Adam yokmuş gibi niye beni bulmuşlar o zaman? Haberin içindeki haber, ilgi alanıma girdiği için. Önce fark etmedim, spor sayfamızı adres gösterdim. Fark edince iğneler dürttü, kıpır kıpır rahatsız oldum. Kirpi gibi haberdi; iğneleri açıldıkça batan bir haber. Hatta zamanında konuyu işlerken gözümüzden kaçmış ciddi bir ayrıntıya dikkatimizi çekiyordu. Ankara’dan İstanbul’a taşınacak kurumların vereceği sızı, tahminimizin aksine, işin parasal boyutundan önce başka bir yerde daha erken hissedilmişti.

Bankalarla taşınan voleybolcular
Yaklaşık 1 yıl önce Sermaye Piyasası Kurulu (SPK), Bankacılık Düzenleme ve Denetleme Kurulu (BDDK), Ziraat Bankası, Halk Bankası, Emlak Bank gibi kurumların, İstanbul’a taşınması yasalaşmak üzereydi. Günlerce niye taşındığını, taşınırsa Ankara’nın neler kaybedeceğini tartıştık. Destekleyenler, karşı çıkanlar oldu. İşte Vakıfbank ta o gidecek kurumların arasındaydı. Herkese birer cüzdan muamelesi yapıp, sadece kaç yüz milyon(trilyon) kaybımız olacağını hesaplıyorduk. “Yeni yatırımlarla yerine konur” diye teselli ettiler. Toplumsal maliyeti hesaplayan olmadı.
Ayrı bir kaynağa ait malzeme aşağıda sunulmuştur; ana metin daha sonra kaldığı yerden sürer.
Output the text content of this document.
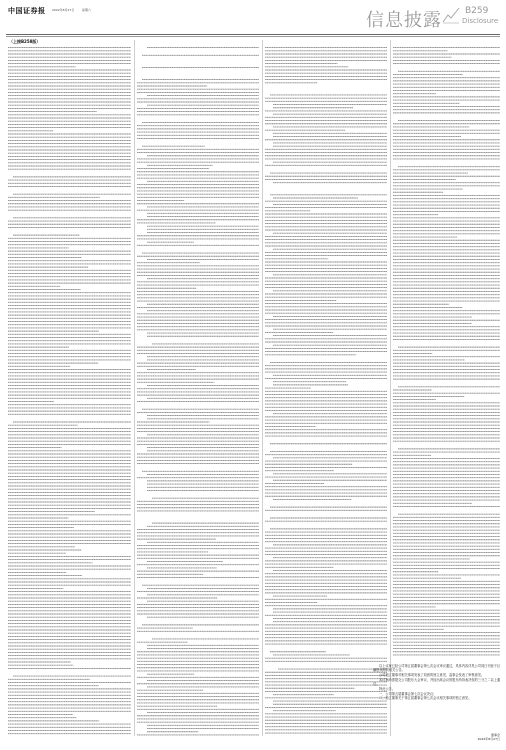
中国证券报 2022年8月27日	星期六	信息披露	B259
Disclosure
（上接B258版）

以上议案已经公司第五届董事会第七次会议审议通过，具体内容详见公司同日刊登于巨潮资讯网的相关公告。

公司独立董事对相关事项发表了同意的独立意见，监事会发表了审核意见。

本议案尚需提交公司股东大会审议，并经出席会议的股东所持表决权的三分之二以上通过。

特此公告。

一、公司第五届董事会第七次会议决议；

二、独立董事关于第五届董事会第七次会议相关事项的独立意见。

董事会
2022年8月27日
Geçen yıldan bu yana Türk Telekom, Tarımspor, SGK, Emlak Toki voleybol takımları kapanmıştı. Altyapısı güçlüyse takım başı, 120’ye yakın sporcu demek oluyor. İşte bu yüzlerce genç sporcu, bir anda boşluğa bırakılmıştı. Onca yıllık emekleri boşa gitmesin diye ya Anadolu’ya dağıldılar ya da İstanbul’a gitmek zorunda kaldı çoğu. Şimdi de Vakıfbank Ankara 3’üncü Lig Voleybol Takımı kapanıyor, sıra altyapısında deniyor. 3’üncü Lig’den altyapıya doğru, boşluğa bırakılan bir 120 genç daha demektir bu.

Hazırın maliyeti
Görüldüğü gibi; sadece banka çalışanları ve ailelerinden ibaret değilmiş maliyet hesabı. O kurumların etkinliklerinden yararlanan aileleri de katmak gerekirmiş maliyet hesabına. Toplumsal maliyet, para hesabı gibi kolay yapılmaz; kısada tutsa uzun vadede tutmayabilir. Daha hesaplamadığımız ne maliyetler çıkacak bakalım taşınmalar ve kapanmalar devam ettikçe.

Hazırı alıp, götürmek kolay. Kime verseniz gönüllü taşır. İş Bankası ve Şekerbank ta böyle gitmiş, sonra arkasına bakmamışlardı. Boşlukları dolmadı. Kendi çabası ve onlarca yılın emeğiyle yaptığını, nasıl bu kadar kolay veriyor Ankara anlamak zor. En önemlisi; her gidenin ardından toplumsal dokusu biraz daha zedeleniyor, tedavi için yine kendi başına bırakılıyor başkent. Yalnız böyle giderse içten içe sızlayan bu yaranın acısı şiddetlendiğinde, feryadından sadece Ankaralılar rahatsız olmayacak, orası kesin.